The Al-SiC substrate is processed by the two process methods respectively, and the appearance of the electroplated coating is detected by visual sampling 100%; extracting 15 pieces of the raw materials for corrosion resistance and binding force detection, wherein the corrosion resistance is more than or equal to grade 7 according to a 96-hour neutral salt spray test RP of GB 6458; the binding force is subjected to a file test according to the requirements of ASTMB571 specification, and a plating layer is not separated from a substrate; the weldability adopts X-ray detection to detect the welding surface of the substrate and the component, and requires that the welding surface has no holes.

The substrate test results were as follows:

obviously, the process of the invention greatly improves the qualification rate.

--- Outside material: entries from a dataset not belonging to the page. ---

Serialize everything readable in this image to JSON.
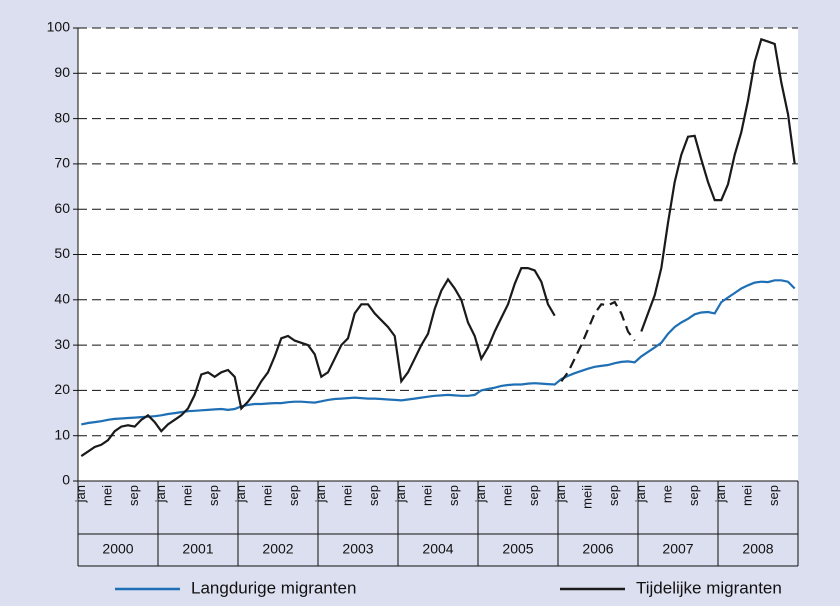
{
  "chart_data": {
    "type": "line",
    "categories": [
      "jan",
      null,
      null,
      null,
      "mei",
      null,
      null,
      null,
      "sep",
      null,
      null,
      null,
      "jan",
      null,
      null,
      null,
      "mei",
      null,
      null,
      null,
      "sep",
      null,
      null,
      null,
      "jan",
      null,
      null,
      null,
      "mei",
      null,
      null,
      null,
      "sep",
      null,
      null,
      null,
      "jan",
      null,
      null,
      null,
      "mei",
      null,
      null,
      null,
      "sep",
      null,
      null,
      null,
      "jan",
      null,
      null,
      null,
      "mei",
      null,
      null,
      null,
      "sep",
      null,
      null,
      null,
      "jan",
      null,
      null,
      null,
      "mei",
      null,
      null,
      null,
      "sep",
      null,
      null,
      null,
      "jan",
      null,
      null,
      null,
      "meii",
      null,
      null,
      null,
      "sep",
      null,
      null,
      null,
      "jan",
      null,
      null,
      null,
      "me",
      null,
      null,
      null,
      "sep",
      null,
      null,
      null,
      "jan",
      null,
      null,
      null,
      "mei",
      null,
      null,
      null,
      "sep",
      null,
      null,
      null
    ],
    "years": [
      "2000",
      "2001",
      "2002",
      "2003",
      "2004",
      "2005",
      "2006",
      "2007",
      "2008"
    ],
    "dashed_years": [
      "2006"
    ],
    "series": [
      {
        "name": "Langdurige migranten",
        "color": "#1f6fb5",
        "values": [
          12.5,
          12.8,
          13,
          13.2,
          13.5,
          13.7,
          13.8,
          13.9,
          14,
          14.1,
          14.2,
          14.3,
          14.5,
          14.8,
          15,
          15.2,
          15.4,
          15.5,
          15.6,
          15.7,
          15.8,
          15.9,
          15.7,
          15.9,
          16.5,
          16.8,
          17,
          17,
          17.1,
          17.2,
          17.2,
          17.4,
          17.5,
          17.5,
          17.4,
          17.3,
          17.6,
          17.9,
          18.1,
          18.2,
          18.3,
          18.4,
          18.3,
          18.2,
          18.2,
          18.1,
          18,
          17.9,
          17.8,
          18,
          18.2,
          18.4,
          18.6,
          18.8,
          18.9,
          19,
          18.9,
          18.8,
          18.8,
          19,
          20,
          20.3,
          20.6,
          21,
          21.2,
          21.3,
          21.3,
          21.5,
          21.6,
          21.5,
          21.4,
          21.3,
          22.5,
          23.2,
          23.8,
          24.3,
          24.8,
          25.2,
          25.4,
          25.6,
          26,
          26.3,
          26.4,
          26.2,
          27.5,
          28.5,
          29.5,
          30.5,
          32.5,
          34,
          35,
          35.8,
          36.8,
          37.2,
          37.3,
          37,
          39.5,
          40.5,
          41.5,
          42.5,
          43.2,
          43.8,
          44,
          43.9,
          44.3,
          44.3,
          44,
          42.5
        ]
      },
      {
        "name": "Tijdelijke migranten",
        "color": "#1a1a1a",
        "values": [
          5.5,
          6.5,
          7.5,
          8,
          9,
          11,
          12,
          12.3,
          12,
          13.5,
          14.5,
          13,
          11,
          12.5,
          13.5,
          14.5,
          16,
          19,
          23.5,
          24,
          23,
          24,
          24.5,
          23,
          16,
          17.5,
          19.5,
          22,
          24,
          27.5,
          31.5,
          32,
          31,
          30.5,
          30,
          28,
          23,
          24,
          27,
          30,
          31.5,
          37,
          39,
          39,
          37,
          35.5,
          34,
          32,
          22,
          24,
          27,
          30,
          32.5,
          38,
          42,
          44.5,
          42.5,
          40,
          35,
          32,
          27,
          29.5,
          33,
          36,
          39,
          43.5,
          47,
          47,
          46.5,
          44,
          39,
          36.5,
          22,
          24,
          27,
          30,
          33.5,
          37,
          39,
          38.8,
          39.5,
          37,
          33,
          31,
          33,
          37,
          41,
          47,
          57,
          66,
          72,
          76,
          76.2,
          71,
          66,
          62,
          62,
          65.5,
          72,
          77,
          84,
          92.5,
          97.5,
          97,
          96.5,
          88,
          81,
          70
        ]
      }
    ],
    "ylim": [
      0,
      100
    ],
    "yticks": [
      0,
      10,
      20,
      30,
      40,
      50,
      60,
      70,
      80,
      90,
      100
    ],
    "grid": true
  }
}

Although embodiments of the present invention have been shown and described above, it is understood that the above embodiments are exemplary and should not be construed as limiting the present invention, and that variations, modifications, substitutions and alterations can be made in the above embodiments by those of ordinary skill in the art without departing from the principle and spirit of the present invention.

Claims (1)

1. A treatment method for improving the corrosion resistance of an AL-SiC substrate is characterized by comprising the following steps: the method comprises the following steps:

step 1: carrying out shot blasting hole sealing treatment on the surface of the AL-SiC substrate; the process parameters for carrying out shot blasting and hole sealing treatment on the surface of the AL-SiC substrate are as follows: adopting a pneumatic shot blasting machine, wherein the diameter of the glass shot is as follows: 0.0331-0.0234 inches, shot blasting distance of 150-250 mm, shot blasting intensity: 0.004-0.008N, and the coverage rate is 100%;

step 2: carrying out organic solvent oil removal, acid activation and secondary zinc dipping on the AL-SiC substrate subjected to the shot blasting hole sealing treatment;

and step 3: chemically plating high phosphorus nickel on the AL-SiC substrate treated in the step 2, and then chemically plating low phosphorus nickel; the technological parameters of the chemical plating of the high phosphorus nickel are as follows: solution ratio NPLF8422A:65ml/L, NPLF 8422B: 180ml/L, pH: 4.6-5.2, temperature: 85-92 ℃, time: 60min to 90 min; the technological parameters of the chemical plating of the low-phosphorus nickel are as follows: solution ratio DEUTEQ ENFINIX 666A: 60ml/L, DEUTEQ ENFINIX 666B: 150ml/L, pH: 5-7, temperature: 40-80 ℃, time: 30 min-50 min.